We have felt that candour demanded that we should quote the foregoing passage—coming as it does from a source exceptionally well qualified to express an opinion. If we have nevertheless allowed ourselves in the precedent paragraphs of this essay to express again the view which this critic seeks to qualify, but which we still think in the main sound, we are at the same time very glad to be able in this way to invite attention to the undoubted fact that the distinction between the actual and the potential was recognised by the schoolmen as of a very deep significance. We believe further that the real secret of the failure of mediævalism to extend its Knowledge of Nature was not so much a preference for deductive over inductive methods as the failure to realise that Nature was a dynamic operation.

It is important, then, to understand accurately what is the method of Science.

The external world of our Experience seems to be composed of sensible impressions. The ever present visual panorama combined with the constant occurrence of other sensations suggests that Nature is, as has so often been asserted, simply another name for the sensible presentation. A truer view of Nature was adumbrated by Aristotle when he formulated the theory of an Energy ever generative of the sensible. If the founders of Science did not fully grasp the Aristotelian conception, it is at least certain that they looked upon Nature not merely as a sensible presentation but as a process—a dynamic operation.

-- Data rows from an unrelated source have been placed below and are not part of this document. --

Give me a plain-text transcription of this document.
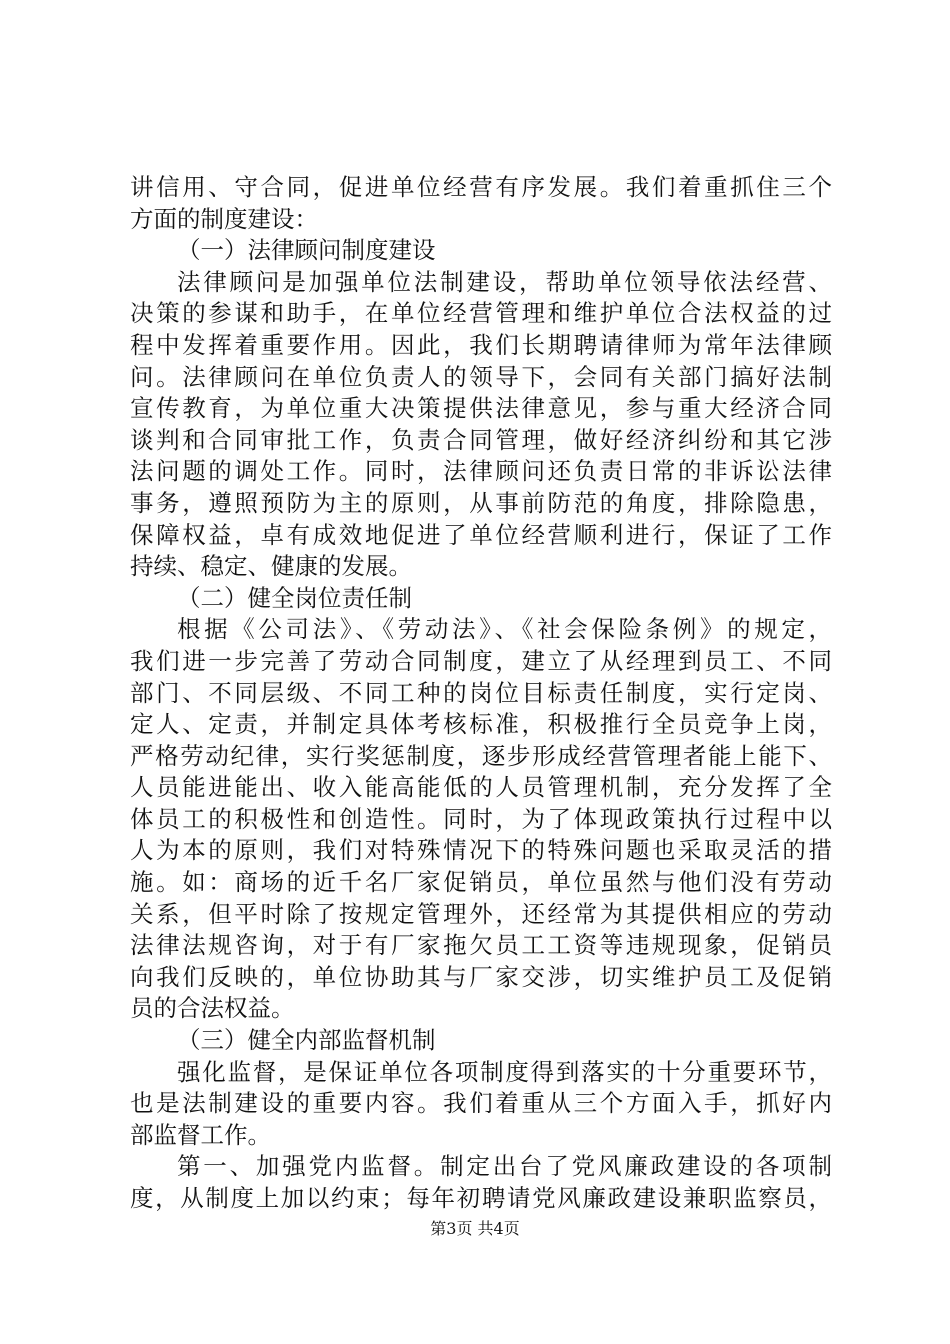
讲信用、守合同，促进单位经营有序发展。我们着重抓住三个
方面的制度建设：
（一）法律顾问制度建设
法律顾问是加强单位法制建设，帮助单位领导依法经营、
决策的参谋和助手，在单位经营管理和维护单位合法权益的过
程中发挥着重要作用。因此，我们长期聘请律师为常年法律顾
问。法律顾问在单位负责人的领导下，会同有关部门搞好法制
宣传教育，为单位重大决策提供法律意见，参与重大经济合同
谈判和合同审批工作，负责合同管理，做好经济纠纷和其它涉
法问题的调处工作。同时，法律顾问还负责日常的非诉讼法律
事务，遵照预防为主的原则，从事前防范的角度，排除隐患，
保障权益，卓有成效地促进了单位经营顺利进行，保证了工作
持续、稳定、健康的发展。
（二）健全岗位责任制
根据《公司法》、《劳动法》、《社会保险条例》的规定，
我们进一步完善了劳动合同制度，建立了从经理到员工、不同
部门、不同层级、不同工种的岗位目标责任制度，实行定岗、
定人、定责，并制定具体考核标准，积极推行全员竞争上岗，
严格劳动纪律，实行奖惩制度，逐步形成经营管理者能上能下、
人员能进能出、收入能高能低的人员管理机制，充分发挥了全
体员工的积极性和创造性。同时，为了体现政策执行过程中以
人为本的原则，我们对特殊情况下的特殊问题也采取灵活的措
施。如：商场的近千名厂家促销员，单位虽然与他们没有劳动
关系，但平时除了按规定管理外，还经常为其提供相应的劳动
法律法规咨询，对于有厂家拖欠员工工资等违规现象，促销员
向我们反映的，单位协助其与厂家交涉，切实维护员工及促销
员的合法权益。
（三）健全内部监督机制
强化监督，是保证单位各项制度得到落实的十分重要环节，
也是法制建设的重要内容。我们着重从三个方面入手，抓好内
部监督工作。
第一、加强党内监督。制定出台了党风廉政建设的各项制
度，从制度上加以约束；每年初聘请党风廉政建设兼职监察员，
第3页 共4页
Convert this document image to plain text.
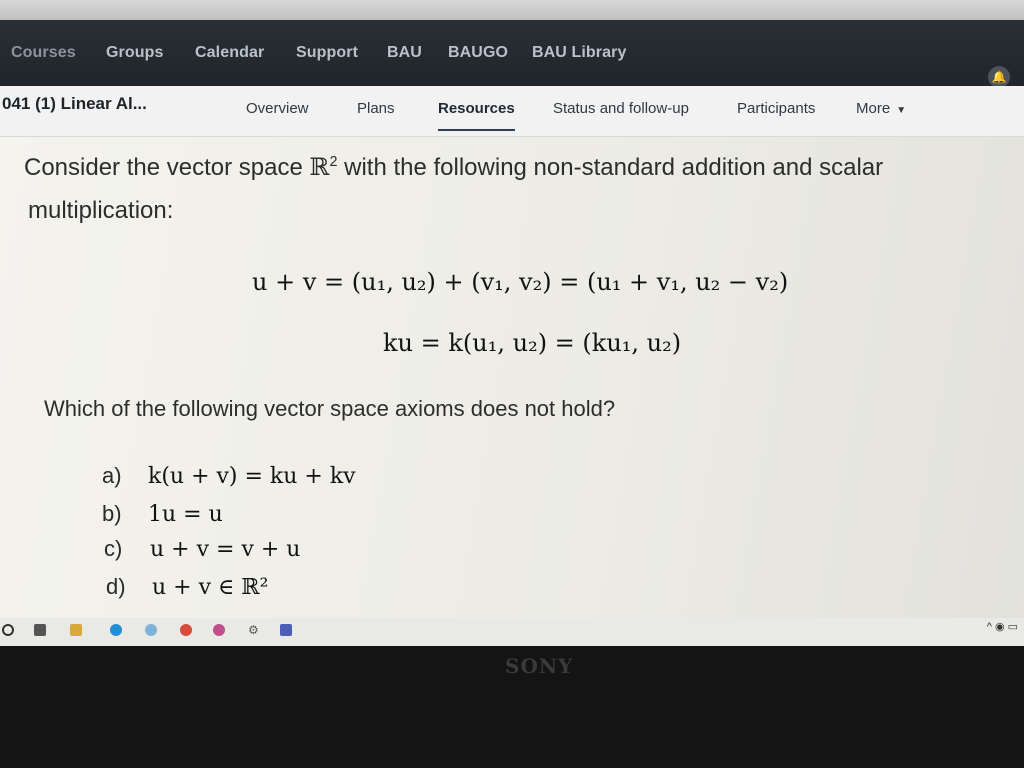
Courses Groups Calendar Support BAU BAUGO BAU Library
🔔
041 (1) Linear Al...	Overview	Plans	Resources	Status and follow-up	Participants	More ▼
Consider the vector space ℝ$^2$ with the following non-standard addition and scalar
multiplication:
u + v = (u₁, u₂) + (v₁, v₂) = (u₁ + v₁, u₂ − v₂)
ku = k(u₁, u₂) = (ku₁, u₂)
Which of the following vector space axioms does not hold?
a) k(u + v) = ku + kv
b) 1u = u
c) u + v = v + u
d) u + v ∈ ℝ²
⚙	^ ◉ ▭
SONY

It was to the study of these operations, to the measurement of the natural forces or normal categories of physical action that Galileo and Newton devoted themselves. The true estimate of a moving force may indeed be said to have been their first great problem, just as the law of universal gravitation was their grandest generalisation.

It was to this sure instinct that the founders of Science owed their success. Had they devoted themselves to the mere study of sensations—of blue things and green things, of hard things and soft things, of loud things and silent things—Science as an efficient and co-ordinated system would never have come into being.


Having struck the right path, they moved rapidly along it, leaving the Schoolmen and Philosophers behind them, suspicious, hostile, and amazed.

But Philosophy did not remain altogether negative. The new movement extended itself to Metaphysics, and under the leadership of Descartes a resolute effort was made to reform Philosophy on sympathetic lines.

It was in the true spirit of Socrates that Descartes advanced his famous method of Doubt. The whole fabric of beliefs and rational principles was to be subjected to a re-examination, and Descartes found himself on bedrock when he touched his famous Cogito, ergo sum. The simple fact or act of Doubt implied the Activity—the Reality therefore—of the Doubter. But the cogitant subject was reduced very much to the condition of a tabula rasa, and when Descartes proceeded to fill up the blank with a rediscovery on more scientific lines of the essentials of Cognition he found his basal feature in Extension. Tridimensional Space seemed the simple elementary framework of our Knowledge of Nature.

The method of Descartes was further extended by the English philosopher Locke. Those qualities which formed the elements of Knowledge were described by him as the primary qualities of body; the sensible presentation comprised also the secondary qualities which seemed to be in some way superposed upon and contained within the former.